不确定性的分类及其定量化方法就工程中不确定性的存在方式而要求而言,大体上可分为下列三类:物理不确定性。当系统承受载荷而运行时,系统的各种固有特性和响应中的误差或不确定性部分取决于控制其强度的有关材料性能和几何尺寸的实际值。因此,研究人员必须要关心物理量(荷载,材料性能,几何尺寸)的实际的不稳定性。一般来说,物理量的不确定性是有制造误差,安装误差或工作条件变化引起的。统计不确定性。处理工程中的误差或不确定性问题,目前大多采用概率统计方法。与概率相反,统计和推断有关。一方面,样本的大小受到实际情况和经济上的限制,另一方面,背景噪声的存在必然使统计存在某些误差或不确定性。这种不确定性只是由于缺乏统计信息而产生的。模型的不确定性。结构分析和设计所利用的是把输出量(结构的位移,应力,应变)同一组输入量(荷载,材料的几何尺寸,弹性模量)联系起来的数学模型。典型的结构和构件的响应除了由基本的物理不确定性引起的不确定性外,本身也含有不确定性的成分。这种不确定性
是由理论简化和未知的边界条件产生的,是理论分析模型与工程实际的偏差。
现在结构分析中应用的不确定性模型主要有随机模型,模糊模型,凸模型以及区间模型。由于结构和结构不确定性参数的复杂性和多样性,很难用一种模型来解决所有的不确定性结构问题,必须根据结构和参数的特点来决定适当的数学模型。比如现在应用比较多的随机模型,发展比较完善,但是随机模型一般需要经过大量试验得到参数的联合概率密度函数或分布函数,至少在以下两种情况下,随机模型就不能很好地满足要求:(1)在没有足够的试验数据得出足够精度的联合概率密度(联合概率密度函数)时;(2)在知道结构不服从随机机制时。因此随机模型不是唯一的不确定分析的方法。另外,模糊模型和凸模型在使用时也受到一定的主观信息的限制。
区间模型只需要参数的上下界,或者说是误差,而这在工程上是很容易得到的,因此自从区间数学出现就引起众学者的关注。
振动控制问题是工程上的一个非常重要的问题,具有确定参数系统的振动控制问题已经得到很好的研究。振动闭环控制即根据受控对象的振动状态进行实时的外加控制,使其振动满足人们的预定要求。由于结构不确定性的存在,鲁棒性的研究在控制工程上具有重要地位,鲁棒性问题的广泛工程背景已得到充分认可。
本文运用区间有限元方法,讨论了具有区间参数的结构振动控制问题,将其转化为一个确定系统来研究。给出了求解闭环系统区间特征值和响应的一种方法。基于区间参数导出了区间刚度矩阵和质量矩阵,然后利用矩阵摄动理论和区间扩张理论,推导了复区间特征值和响应上下界估计的算法。这些结果是从二阶系统的左右特征向量出发得到的。
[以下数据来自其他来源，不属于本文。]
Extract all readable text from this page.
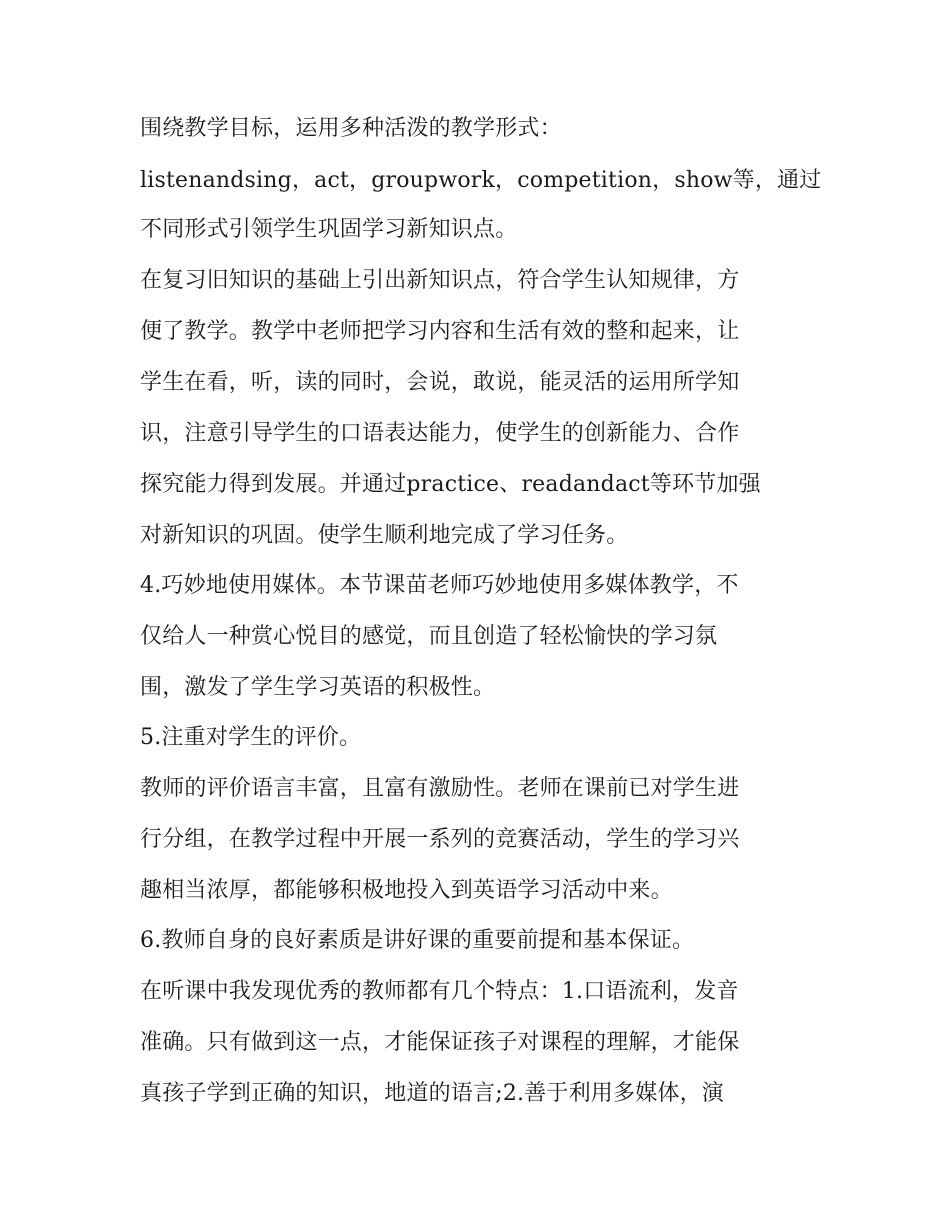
围绕教学目标，运用多种活泼的教学形式：
listenandsing，act，groupwork，competition，show等，通过
不同形式引领学生巩固学习新知识点。
在复习旧知识的基础上引出新知识点，符合学生认知规律，方
便了教学。教学中老师把学习内容和生活有效的整和起来，让
学生在看，听，读的同时，会说，敢说，能灵活的运用所学知
识，注意引导学生的口语表达能力，使学生的创新能力、合作
探究能力得到发展。并通过practice、readandact等环节加强
对新知识的巩固。使学生顺利地完成了学习任务。
4.巧妙地使用媒体。本节课苗老师巧妙地使用多媒体教学，不
仅给人一种赏心悦目的感觉，而且创造了轻松愉快的学习氛
围，激发了学生学习英语的积极性。
5.注重对学生的评价。
教师的评价语言丰富，且富有激励性。老师在课前已对学生进
行分组，在教学过程中开展一系列的竞赛活动，学生的学习兴
趣相当浓厚，都能够积极地投入到英语学习活动中来。
6.教师自身的良好素质是讲好课的重要前提和基本保证。
在听课中我发现优秀的教师都有几个特点：1.口语流利，发音
准确。只有做到这一点，才能保证孩子对课程的理解，才能保
真孩子学到正确的知识，地道的语言;2.善于利用多媒体，演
首先简单介绍一下区间数学和控制理论,作为解决闭环系统控制问题的基础。接着从二阶系统出发给出了问题的一般形式;为了系统的稳定,必须给系统以一定的反馈,用极点配置法给出了反馈矩阵的算法;给出了相关区
间矩阵的表达式;由复盘扩张和复矩阵摄动理论推导出特征值和响应的上下界估计的算法。数值例子的分析结果证明,本文所提出的理论和方法是有效的并且能够用来检测系统的鲁棒稳定性。
In practical engineering problems, the theories of the design and analysis of structures are always established on the basis of the definite mathematics models. However, there are always uncertain factors in the structural engineering practices, such as the inaccuracy of the measurement, the complexity of the structures or errors in manufacture, etc. When the structures are large and complex, the combination of the uncertainty can have some effect on the systems. Therefore, it is necessary to design and analyze the structures with uncertain models directly.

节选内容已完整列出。